Exile on Maine Road

Rock
There's more to a top- level football match than a team of men kicking a ball around. There's the liberation of belonging, of being one of so many thousand people who are chanting the same chant, charged by the same charge, abandoning themselves cathartically to unbridled emotional expression. And then there's buying too much alcohol and overpriced merchandise.

Last weekend, it was Oasis, not Man City FC, who drew the faithful to Maine Road stadium, but the principle was much the same. As a concert it had its ups (slatherings of brass and harmonica, flawless sound quality, Liam having shaven off that beard) and downs (the sudden, anti-climactic finale of Slade's "Cum On, Feel the Noize", a song inferior to almost all of Oasis's originals) but these were scarcely relevant. There was more to it than a team of men kicking a tune around. There was the ecstasy of all 40,000 of us knowing all the words to all the songs. Which, in the case of an abortive "D'Yer Wanna Be a Spaceman?", is more than can be said for Liam.

That's not to say that Oasis didn't have a part, and a couple of guitars, to play. They write the songs that make the whole stadium sing, after all. It's the coruscating power of their super-melodic anthems that galvanises us. But this is nothing new. When Oasis were appearing in venues the size of a goal net, back in ... ooh, 1994, they had a sound that could fill a stadium. Now that they've been promoted to one, they are content to put no more effort into their staging.

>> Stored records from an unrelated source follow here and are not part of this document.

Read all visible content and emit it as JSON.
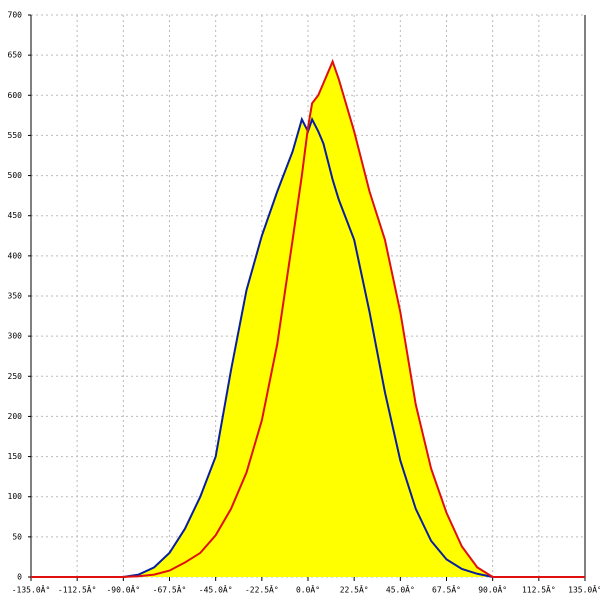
{
  "chart_data": {
    "type": "line",
    "x": [
      -135,
      -90,
      -82.5,
      -75,
      -67.5,
      -60,
      -52.5,
      -45,
      -37.5,
      -30,
      -22.5,
      -15,
      -7.5,
      -3,
      0,
      2,
      5,
      7.5,
      10,
      12,
      15,
      22.5,
      30,
      37.5,
      45,
      52.5,
      60,
      67.5,
      75,
      82.5,
      90,
      135
    ],
    "series": [
      {
        "color": "#0a1ea0",
        "values": [
          0,
          0,
          3,
          12,
          30,
          60,
          100,
          150,
          258,
          357,
          425,
          480,
          530,
          570,
          555,
          570,
          555,
          540,
          515,
          495,
          470,
          420,
          330,
          230,
          145,
          85,
          45,
          22,
          10,
          4,
          0,
          0
        ]
      },
      {
        "color": "#e01010",
        "values": [
          0,
          0,
          1,
          3,
          8,
          18,
          30,
          52,
          85,
          130,
          195,
          290,
          420,
          500,
          560,
          590,
          600,
          615,
          630,
          642,
          620,
          555,
          480,
          420,
          330,
          215,
          135,
          80,
          38,
          12,
          0,
          0
        ]
      }
    ],
    "fill_color": "#ffff00",
    "xlim": [
      -135,
      135
    ],
    "ylim": [
      0,
      700
    ],
    "xticks": [
      {
        "value": -135,
        "label": "-135.0Â°"
      },
      {
        "value": -112.5,
        "label": "-112.5Â°"
      },
      {
        "value": -90,
        "label": "-90.0Â°"
      },
      {
        "value": -67.5,
        "label": "-67.5Â°"
      },
      {
        "value": -45,
        "label": "-45.0Â°"
      },
      {
        "value": -22.5,
        "label": "-22.5Â°"
      },
      {
        "value": 0,
        "label": "0.0Â°"
      },
      {
        "value": 22.5,
        "label": "22.5Â°"
      },
      {
        "value": 45,
        "label": "45.0Â°"
      },
      {
        "value": 67.5,
        "label": "67.5Â°"
      },
      {
        "value": 90,
        "label": "90.0Â°"
      },
      {
        "value": 112.5,
        "label": "112.5Â°"
      },
      {
        "value": 135,
        "label": "135.0Â°"
      }
    ],
    "yticks": [
      0,
      50,
      100,
      150,
      200,
      250,
      300,
      350,
      400,
      450,
      500,
      550,
      600,
      650,
      700
    ],
    "grid": true
  }
}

The only difference between a good Oasis gig and a bad Oasis gig is the crowd's level of enthusiasm; at Maine Road it was at fever pitch, so the concert was phenomenal. At the end, Noel thanked "the best fans in the world, from the best band in the world". He was half right, anyway. Meanwhile, footballers are making records, dating bimbos, assaulting fans and filling tabloids. Football is the new rock 'n' roll. Rock 'n' roll is the new football. Whatever.

If you were Glen Matlock, original and recently reinstated bassist of the Sex Pistols, and you were now signed to Oasis's record company, how would you try to make your solo album sound? Exactly. On Who's He Think He is When He's at Home? (released on Creation later this month), Matlock thinks he's the Pistols and Oasis. And although the music doesn't quite reach the marks he's aiming for, it's within spitting distance of both. He premiered this material at London's Splash Club on Monday, in front of a scattering of Creation employees and greying Mohicans. Considering that he had the suit, striped shirt, neatly brushed short hair and fresh face of an awkward but eager junior minister, his album is as catchy, driving and blustering a collection of good-time rock 'n' roll riffs as we have any right to expect.

Matlock has switched from bass to rhythm guitar. Unfortunately, he's switched to lead vocals, too. Bearing in mind that the Pistols chose Johnny Rotten as their lead singer, you can imagine what their old bassist's voice sounds like: worse than Rotten's, worse than rotten. Still, the propulsive band just about make up for it, particularly the frighteningly unhealthy-looking Steve New, psychobilly lead guitarist from Matlock's post-Pistols band, the Rich Kids. Who's He Think He is...? will almost certainly be the least fashionable release of the year, but how many other artists who had a magnesium spark of fame 20 years ago are burning this brightly today?

I should begin my review of Jonathan Richman's show at London's Jazz Cafe by declaring an interest. I am a huge fan. Obsession would be too strong a word, but it's probably fair to say that if he were playing every night I wouldn't go to anyone else's concerts. Although each of his shows has constants - the acoustic surf sound, the elements of country-skiffle, flamenco and Buddy Holly guitar - each is engagingly unique. On Wednesday, Richman updated the lyrics of old favourites to make them new, and performed brand new songs which were as well-received as the oldies. He blew the dust off his 20-year-old back catalogue and dug out the Modern Lovers' classic "Pablo Picasso" (but not "Roadrunner", which was covered by the Sex Pistols, continuity lovers). And then, as if in reply to the question, "Which song is Richman least likely to play?" he got funky with James Brown's "Sex Machine".

His new band - an organist, bassist and drummer - watched him intently, even while they were soloing: they were as unsure as the rest of us of what he'd do next. Mostly, what he did next was instruct them to turn down the volume. God knows what he's doing on Neil Young's record label. His love of hushed music is so deep that he will sometimes dart away from the microphone mid-song. Luckily, when the audience is not laughing or clapping, they listen in rapt silence. Richman's largely autobiographical writing is tender, optimistic, heartfelt and funny, as affecting as it is unaffected. Sometimes disparaged for his whimsical and childlike lyrical bent ("Rockin' Leprechaun" made a welcome return tonight), he can also hit adult emotions with phew-it's-not-just-me-who-feels-like-that accuracy. I could go on to extol his disco dancing and his extempore charm, but in order to reaffirm my critical objectivity, let me say instead that I wasn't too keen on his tasselled loafers. Otherwise, pure delight.